The amazing screening equipment!

The amazing screening equipment!

This week Stephanie and I set up our unit, and removed the topsoil layer. In the topsoil we mainly found pieces of plastic.

Our test unit, the first layer done!  The top of our 20th century layer begins.

Our test unit, the first layer done! The top of our 20th century layer begins.

In our twentieth century layer, we found a few pieces of pottery- in particular a nice piece of “Rhenish German Stoneware”.  Ashley helped us identify this piece.    The bottom side displayed the salt glaze associated with stoneware, which texture looks and feels like an orange peel. The blue design on the side displayed indicates the pottery fragment was of German origin.

Rhenish German Stoneware found in our 20th century layer.

Rhenish German Stoneware found in our 20th century layer.

On Wednesday we took a break from the intense heat and went to Wakefield. Amy Maraca of the National Parks Service was nice enough to give our field school, nine students in total, a private tour of the grounds and foundations of George Washington’s birthplace.

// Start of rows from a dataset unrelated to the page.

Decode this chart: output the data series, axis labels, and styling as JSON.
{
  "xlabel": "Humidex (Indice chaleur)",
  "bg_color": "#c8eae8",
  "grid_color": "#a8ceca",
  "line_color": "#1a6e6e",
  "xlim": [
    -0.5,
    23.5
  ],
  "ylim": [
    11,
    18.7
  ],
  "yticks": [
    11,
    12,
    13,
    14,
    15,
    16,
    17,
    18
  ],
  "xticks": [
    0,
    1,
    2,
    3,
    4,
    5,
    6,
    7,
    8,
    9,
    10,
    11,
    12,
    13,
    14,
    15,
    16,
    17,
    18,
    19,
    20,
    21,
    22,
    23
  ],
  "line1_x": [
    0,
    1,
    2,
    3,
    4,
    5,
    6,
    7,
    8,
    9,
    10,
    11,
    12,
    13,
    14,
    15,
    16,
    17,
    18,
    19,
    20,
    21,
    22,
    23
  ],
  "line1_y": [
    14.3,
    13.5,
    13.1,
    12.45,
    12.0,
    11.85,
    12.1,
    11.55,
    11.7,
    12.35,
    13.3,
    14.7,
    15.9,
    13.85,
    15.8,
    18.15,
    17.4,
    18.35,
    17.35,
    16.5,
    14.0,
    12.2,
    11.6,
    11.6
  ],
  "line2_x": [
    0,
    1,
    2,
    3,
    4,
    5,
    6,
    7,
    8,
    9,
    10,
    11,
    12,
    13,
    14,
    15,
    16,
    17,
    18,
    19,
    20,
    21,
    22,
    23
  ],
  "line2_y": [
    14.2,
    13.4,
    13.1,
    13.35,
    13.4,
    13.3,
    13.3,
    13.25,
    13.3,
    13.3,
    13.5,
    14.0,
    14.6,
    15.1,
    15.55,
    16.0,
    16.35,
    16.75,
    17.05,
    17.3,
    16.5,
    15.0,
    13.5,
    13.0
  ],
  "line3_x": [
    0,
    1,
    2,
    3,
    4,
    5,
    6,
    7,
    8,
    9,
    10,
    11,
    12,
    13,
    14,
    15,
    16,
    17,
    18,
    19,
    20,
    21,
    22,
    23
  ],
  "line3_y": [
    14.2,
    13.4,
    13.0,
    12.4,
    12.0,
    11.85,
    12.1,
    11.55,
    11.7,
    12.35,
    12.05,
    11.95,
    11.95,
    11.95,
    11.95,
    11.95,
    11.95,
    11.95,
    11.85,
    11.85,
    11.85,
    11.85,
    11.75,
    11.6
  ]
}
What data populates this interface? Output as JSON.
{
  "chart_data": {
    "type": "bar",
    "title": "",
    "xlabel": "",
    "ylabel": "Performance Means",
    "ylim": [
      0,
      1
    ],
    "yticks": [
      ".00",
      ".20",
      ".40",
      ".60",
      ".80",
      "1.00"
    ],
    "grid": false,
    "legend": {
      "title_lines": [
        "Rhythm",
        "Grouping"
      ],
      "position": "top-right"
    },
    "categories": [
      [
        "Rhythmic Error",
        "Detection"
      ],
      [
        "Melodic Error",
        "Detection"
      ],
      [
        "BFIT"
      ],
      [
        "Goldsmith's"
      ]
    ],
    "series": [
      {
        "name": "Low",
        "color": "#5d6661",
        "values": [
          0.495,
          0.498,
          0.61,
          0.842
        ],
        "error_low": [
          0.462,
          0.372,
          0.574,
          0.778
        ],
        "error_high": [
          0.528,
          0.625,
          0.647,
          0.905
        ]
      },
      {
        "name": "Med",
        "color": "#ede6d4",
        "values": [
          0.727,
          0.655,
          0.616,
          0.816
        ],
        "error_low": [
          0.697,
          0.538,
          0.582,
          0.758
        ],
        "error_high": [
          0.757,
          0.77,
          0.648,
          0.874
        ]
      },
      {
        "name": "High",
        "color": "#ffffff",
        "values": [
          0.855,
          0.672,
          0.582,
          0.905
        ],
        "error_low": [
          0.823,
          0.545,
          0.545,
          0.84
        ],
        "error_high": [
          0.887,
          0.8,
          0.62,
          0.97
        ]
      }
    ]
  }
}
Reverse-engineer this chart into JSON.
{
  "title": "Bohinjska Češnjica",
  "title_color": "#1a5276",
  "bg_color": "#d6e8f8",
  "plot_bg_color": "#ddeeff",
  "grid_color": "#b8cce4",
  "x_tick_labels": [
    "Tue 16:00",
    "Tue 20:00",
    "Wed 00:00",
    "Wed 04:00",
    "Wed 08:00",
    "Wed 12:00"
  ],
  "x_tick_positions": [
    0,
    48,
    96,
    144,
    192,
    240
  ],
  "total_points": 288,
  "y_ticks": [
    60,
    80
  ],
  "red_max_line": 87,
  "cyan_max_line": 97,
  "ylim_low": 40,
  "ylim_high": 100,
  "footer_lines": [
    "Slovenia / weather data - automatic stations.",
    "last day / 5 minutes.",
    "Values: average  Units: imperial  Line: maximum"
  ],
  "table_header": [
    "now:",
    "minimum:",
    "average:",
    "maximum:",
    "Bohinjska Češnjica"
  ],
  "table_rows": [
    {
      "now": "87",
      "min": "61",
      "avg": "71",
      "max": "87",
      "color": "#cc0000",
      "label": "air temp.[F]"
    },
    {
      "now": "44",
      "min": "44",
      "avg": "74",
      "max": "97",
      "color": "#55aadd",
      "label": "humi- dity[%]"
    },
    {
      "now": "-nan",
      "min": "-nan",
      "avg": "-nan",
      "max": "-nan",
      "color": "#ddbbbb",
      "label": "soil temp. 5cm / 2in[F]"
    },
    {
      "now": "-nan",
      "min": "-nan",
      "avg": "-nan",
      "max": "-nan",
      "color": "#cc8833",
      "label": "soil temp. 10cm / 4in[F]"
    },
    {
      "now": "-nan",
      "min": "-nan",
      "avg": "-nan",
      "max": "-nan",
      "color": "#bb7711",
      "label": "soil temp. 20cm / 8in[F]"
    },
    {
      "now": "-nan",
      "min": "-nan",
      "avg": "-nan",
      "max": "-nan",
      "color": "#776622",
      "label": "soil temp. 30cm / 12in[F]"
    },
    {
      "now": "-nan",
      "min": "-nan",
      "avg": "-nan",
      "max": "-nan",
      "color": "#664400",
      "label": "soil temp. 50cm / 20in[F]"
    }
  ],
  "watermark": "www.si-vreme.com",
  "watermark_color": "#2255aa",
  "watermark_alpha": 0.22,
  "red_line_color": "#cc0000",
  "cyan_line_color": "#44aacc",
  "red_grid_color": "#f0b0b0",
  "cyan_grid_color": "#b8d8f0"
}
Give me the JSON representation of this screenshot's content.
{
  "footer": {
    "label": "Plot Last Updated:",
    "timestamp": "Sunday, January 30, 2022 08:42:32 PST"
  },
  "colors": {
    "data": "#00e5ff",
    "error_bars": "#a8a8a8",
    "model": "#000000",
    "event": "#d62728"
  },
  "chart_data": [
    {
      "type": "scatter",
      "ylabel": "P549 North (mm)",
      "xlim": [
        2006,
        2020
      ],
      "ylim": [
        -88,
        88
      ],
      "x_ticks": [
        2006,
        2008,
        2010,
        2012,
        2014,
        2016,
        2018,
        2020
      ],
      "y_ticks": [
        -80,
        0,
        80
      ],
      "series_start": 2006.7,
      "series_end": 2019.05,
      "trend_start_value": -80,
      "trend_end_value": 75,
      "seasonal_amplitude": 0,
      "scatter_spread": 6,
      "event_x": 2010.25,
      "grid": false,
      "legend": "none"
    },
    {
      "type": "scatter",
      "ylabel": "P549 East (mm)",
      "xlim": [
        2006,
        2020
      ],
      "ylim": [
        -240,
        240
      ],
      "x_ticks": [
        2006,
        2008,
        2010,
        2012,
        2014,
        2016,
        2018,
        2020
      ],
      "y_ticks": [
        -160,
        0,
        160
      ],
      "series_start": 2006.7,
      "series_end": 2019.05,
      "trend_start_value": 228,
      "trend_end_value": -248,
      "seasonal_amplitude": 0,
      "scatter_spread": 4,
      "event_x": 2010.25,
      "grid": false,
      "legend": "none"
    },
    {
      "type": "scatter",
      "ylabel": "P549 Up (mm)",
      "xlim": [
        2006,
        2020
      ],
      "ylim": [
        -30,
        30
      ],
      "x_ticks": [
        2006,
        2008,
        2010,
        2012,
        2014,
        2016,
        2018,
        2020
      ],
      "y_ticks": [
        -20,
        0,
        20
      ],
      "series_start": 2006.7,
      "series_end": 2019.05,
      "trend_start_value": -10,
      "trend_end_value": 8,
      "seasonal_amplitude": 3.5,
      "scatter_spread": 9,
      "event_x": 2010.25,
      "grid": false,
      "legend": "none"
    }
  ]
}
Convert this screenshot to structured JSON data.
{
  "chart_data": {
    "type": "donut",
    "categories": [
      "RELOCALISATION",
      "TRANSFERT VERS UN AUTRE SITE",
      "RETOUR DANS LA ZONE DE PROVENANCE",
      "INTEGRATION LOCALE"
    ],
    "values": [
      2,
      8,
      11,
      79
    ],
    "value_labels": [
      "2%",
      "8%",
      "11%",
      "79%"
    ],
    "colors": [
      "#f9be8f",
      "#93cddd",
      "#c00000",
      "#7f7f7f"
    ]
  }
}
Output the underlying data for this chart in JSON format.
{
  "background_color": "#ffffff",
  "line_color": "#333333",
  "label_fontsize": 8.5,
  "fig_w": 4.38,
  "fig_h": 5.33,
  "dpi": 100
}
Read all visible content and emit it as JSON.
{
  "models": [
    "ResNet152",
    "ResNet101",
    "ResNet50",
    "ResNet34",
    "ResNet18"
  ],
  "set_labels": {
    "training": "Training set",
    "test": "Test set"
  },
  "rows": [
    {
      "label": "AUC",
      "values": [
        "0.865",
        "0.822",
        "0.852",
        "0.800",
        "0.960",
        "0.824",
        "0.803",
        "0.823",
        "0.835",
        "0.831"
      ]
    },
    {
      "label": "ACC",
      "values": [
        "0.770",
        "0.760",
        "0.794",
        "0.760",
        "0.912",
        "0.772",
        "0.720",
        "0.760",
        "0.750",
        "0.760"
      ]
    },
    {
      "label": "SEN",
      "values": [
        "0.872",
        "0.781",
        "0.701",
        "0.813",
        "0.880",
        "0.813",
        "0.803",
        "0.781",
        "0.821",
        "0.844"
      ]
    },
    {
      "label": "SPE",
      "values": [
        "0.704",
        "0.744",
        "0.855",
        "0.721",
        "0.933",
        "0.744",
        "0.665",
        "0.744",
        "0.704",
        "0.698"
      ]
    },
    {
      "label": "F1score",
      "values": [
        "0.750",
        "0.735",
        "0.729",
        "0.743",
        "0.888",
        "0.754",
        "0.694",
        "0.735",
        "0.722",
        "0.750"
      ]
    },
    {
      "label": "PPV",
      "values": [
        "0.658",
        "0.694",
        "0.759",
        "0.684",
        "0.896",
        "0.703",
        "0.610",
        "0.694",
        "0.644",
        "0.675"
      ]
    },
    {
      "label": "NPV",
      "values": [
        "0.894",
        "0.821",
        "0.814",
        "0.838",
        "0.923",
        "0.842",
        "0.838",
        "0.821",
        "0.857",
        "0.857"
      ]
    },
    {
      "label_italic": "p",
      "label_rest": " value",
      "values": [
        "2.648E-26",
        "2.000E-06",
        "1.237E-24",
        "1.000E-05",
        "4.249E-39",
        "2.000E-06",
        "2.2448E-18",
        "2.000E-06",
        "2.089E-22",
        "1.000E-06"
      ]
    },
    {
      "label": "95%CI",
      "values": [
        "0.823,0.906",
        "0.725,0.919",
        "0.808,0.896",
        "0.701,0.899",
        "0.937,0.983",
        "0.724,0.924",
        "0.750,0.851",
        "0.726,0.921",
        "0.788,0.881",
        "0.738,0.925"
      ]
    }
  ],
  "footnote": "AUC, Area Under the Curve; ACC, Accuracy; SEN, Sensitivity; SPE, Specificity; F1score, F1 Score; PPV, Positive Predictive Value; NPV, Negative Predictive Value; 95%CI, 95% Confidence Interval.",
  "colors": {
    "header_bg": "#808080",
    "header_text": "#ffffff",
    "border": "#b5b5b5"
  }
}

On Friday we managed to start scraping the top of our antebellum layer, this is where our finds started to get really interesting. We found a horses tooth, a couple pieces of bent rounded metal, and a tiny piece of yellow pineapple pottery! I think that the bits of metal may have originally been part of a horse’s tack, though that’s just a wild guess that needs much more evidence to back it up.